Chinese university tackles rotor failure in drones with algorithm

Source: Xinhua  Editor: huaxia 2024-01-16 19:51:15

 

For a drone with four propellers, also known as a quadcopter, the failure of one motor is a big problem. With only three rotors working, the drone loses stability and inevitably crashes unless an emergency control strategy sets in.

 

Researchers at Beihang University, specializing in aeronautical and astronautical research, have now found a solution to this problem: They designed an algorithm to stabilize the drone and keep it flying autonomously after one, two or even three rotors suddenly give out.

 

"When one rotor fails, the drone begins to spin on itself like a gyro," said lead researcher Quan Quan, a professor at the university.

 

This high-speed rotational motion will cause controllers to fail.
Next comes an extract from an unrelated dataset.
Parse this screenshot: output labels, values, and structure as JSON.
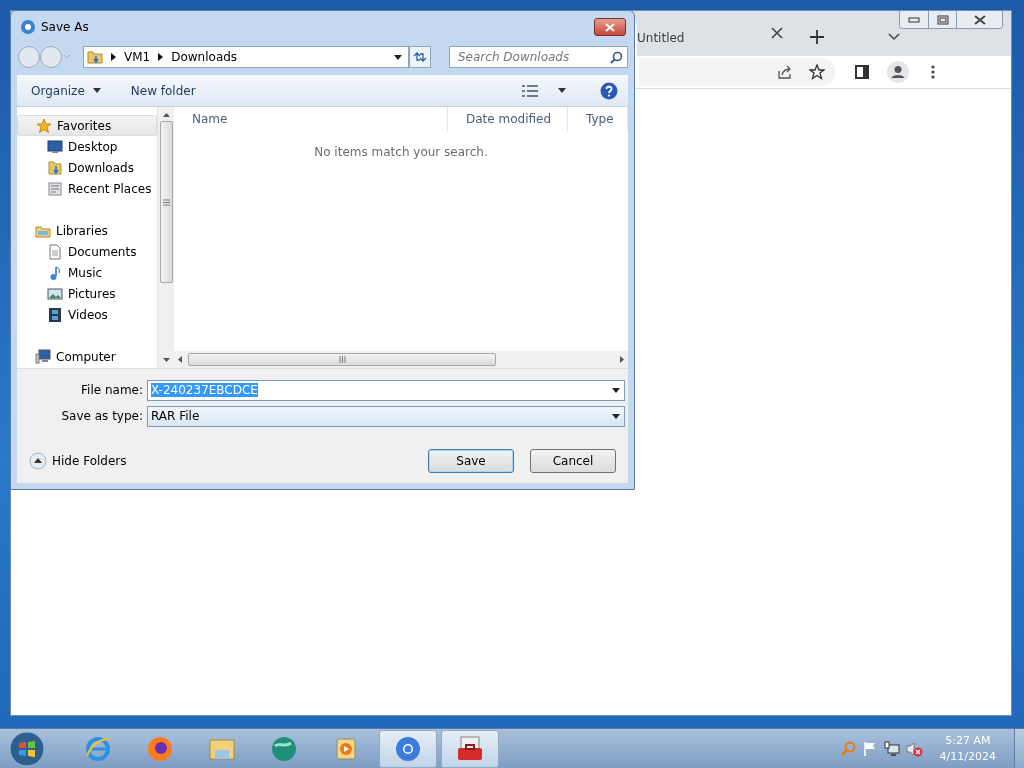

Once it starts spinning, the drone can no longer estimate its position in the sky and eventually crashes.

 

In this new study, the problem was ingeniously tackled by Quan's team, who eschewed the conventional approach of controller switching and instead employed a sophisticated technique known as "uniform passive fault-tolerant control."

 

The algorithm enables the onboard computer to control the drone as it flies and spins, even if three propellers fail.

 

"The algorithm we have developed enables a functional propeller to generate the entire lift of the drone after it starts spinning -- it's akin to engaging in a game of table tennis where an adept player possesses the ability to serve, dash across to the opposing side, and skillfully catch the ball, thus seamlessly completing the game single-handedly," Quan explained to Xinhua.

 

The research findings appeared in the international journal IEEE Transactions on Robotics. It also featured a video showcasing the successful execution of outdoor experiments. During these experiments, the quadcopter demonstrated its ability to maintain safe flight even when faced with one, two or three rotor failures.

 

Ke Chenxu, a primary participant in the research and a Ph.D. student at the university, said that the method can be applied to multi-rotor drones with six or eight rotors.

 

According to the researchers, the study holds massive significance, as quadcopters are increasingly ubiquitous, spanning from fire rescue operations to package delivery services. They believe this fault-tolerant control method has the potential to enhance quadrotor flight safety across all domains.